The second example works in the other direction, from simple mathematical models of progression like Armitage and Doll's to testable hypotheses about the nature of the underlying genetic and cellular mechanisms that drive progression. I recently examined the SEER database (www.seer.cancer.gov),4 a more detailed data set on cancer incidence than was available to Armitage and Doll. Figure 1 shows four of the most common human cancers. The top panel plots the incidence data in the standard log-log style, for which the average slopes are about 5 or 6, corresponding to Armitage and Doll's model with six or seven rate-limiting steps. The bottom two panels plot the same data, showing the slope of the top graph at each point in time.

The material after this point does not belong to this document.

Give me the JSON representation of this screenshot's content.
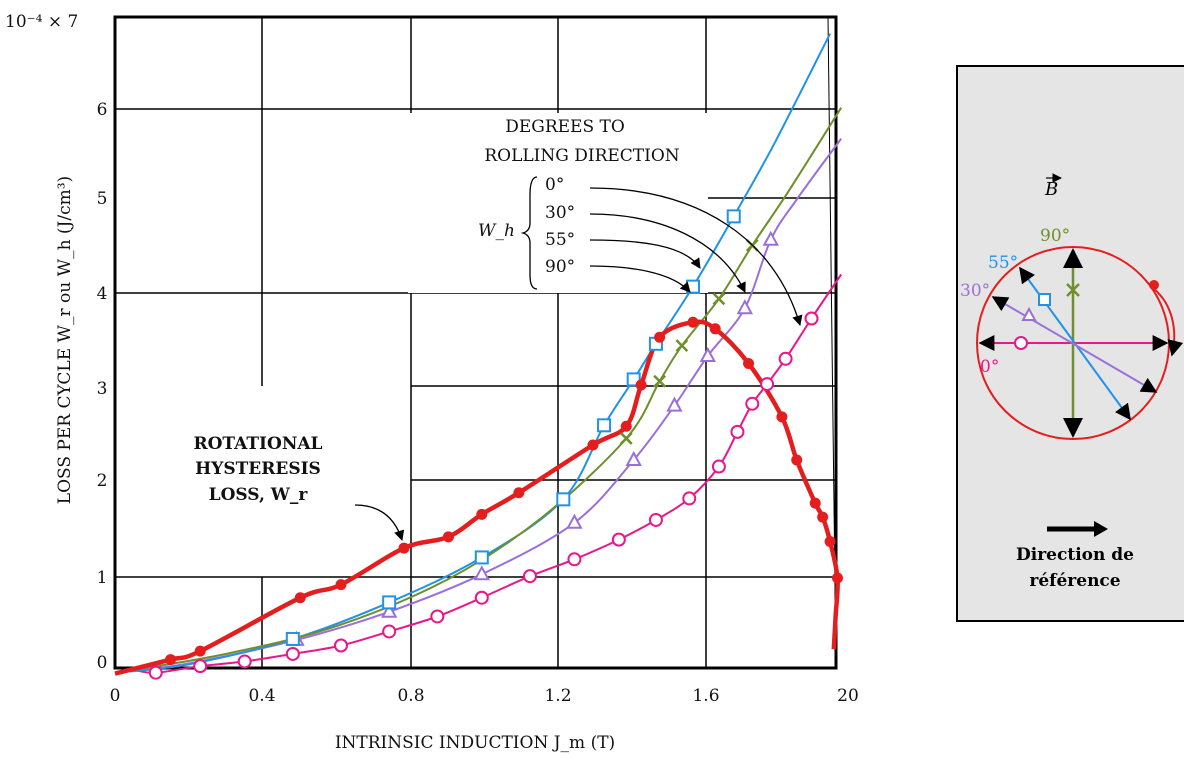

The top graph in Figure 1 is the cancer incidence, or rate, and thus the slope of the rate in the bottom panels is the acceleration of cancer incidence at each age. I plotted the prostate data in a separate panel at the bottom, because the scale differs from the other cancers. For all four cancers, the acceleration drops linearly in the later part of life, during which nearly all cases occur. This observation of a linear decline in acceleration sets a constraint that any mechanistic model of progression must be able to explain, just as Armitage and Doll used the pattern of incidence in response to carcinogens to reject Fisher and Hollomon's theory and support Nordling's idea about progression.

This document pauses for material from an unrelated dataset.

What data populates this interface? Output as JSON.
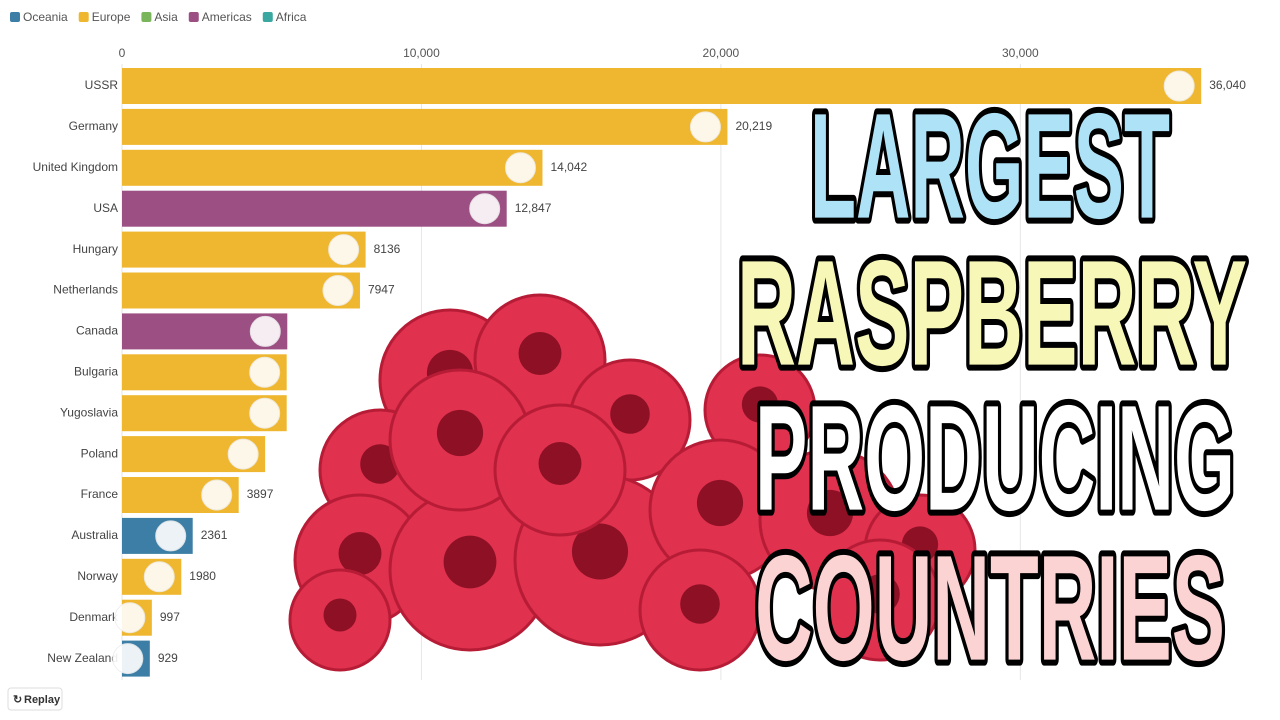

I do not know the explanation for the steady decline in acceleration in the latter half of life. However, I did develop a mathematical extension to Armitage and Doll's analysis that suggests a hypothesis about why the decline occurs.4 Briefly, suppose that n + 1 rate-limiting steps must be passed before a cell lineage is transformed. At birth, one has a large number, N, of mostly pristine cells. As time passes to midlife, some of the those N cell lineages have accumulated, for example, m of the necessary changes for transformation. Those cells have n + 1 − m steps remaining, and will be transformed at a rate that increases with the (n − m)th power of time instead of the nth power of time that described the transformation rate earlier in life. So, the hypothesis is that different cell lineages will be passing various steps independently, and in midlife a person without cancer will have progressed partway. That could be tested by high throughput genetic studies of normal cells at different times of life.
Figure 1 also shows a midlife rise in acceleration for three of the four cancers. I discuss that elsewhere.4 The point here is that mathematical models can suggest new hypotheses about progression. In recent years, such top-down models have played relatively little role in molecular biology. That limitation probably occurred because most recent studies have focused on working out detailed aspects of molecular mechanisms, for which quantitative theories provide little insight. But now that interest has shifted to how various mechanisms combine to determine the behaviour of complex systems, a quantitative perspective such as the one provided by Armitage and Doll 50 years ago may become increasingly important for understanding how particular mechanisms contribute to cancer progression.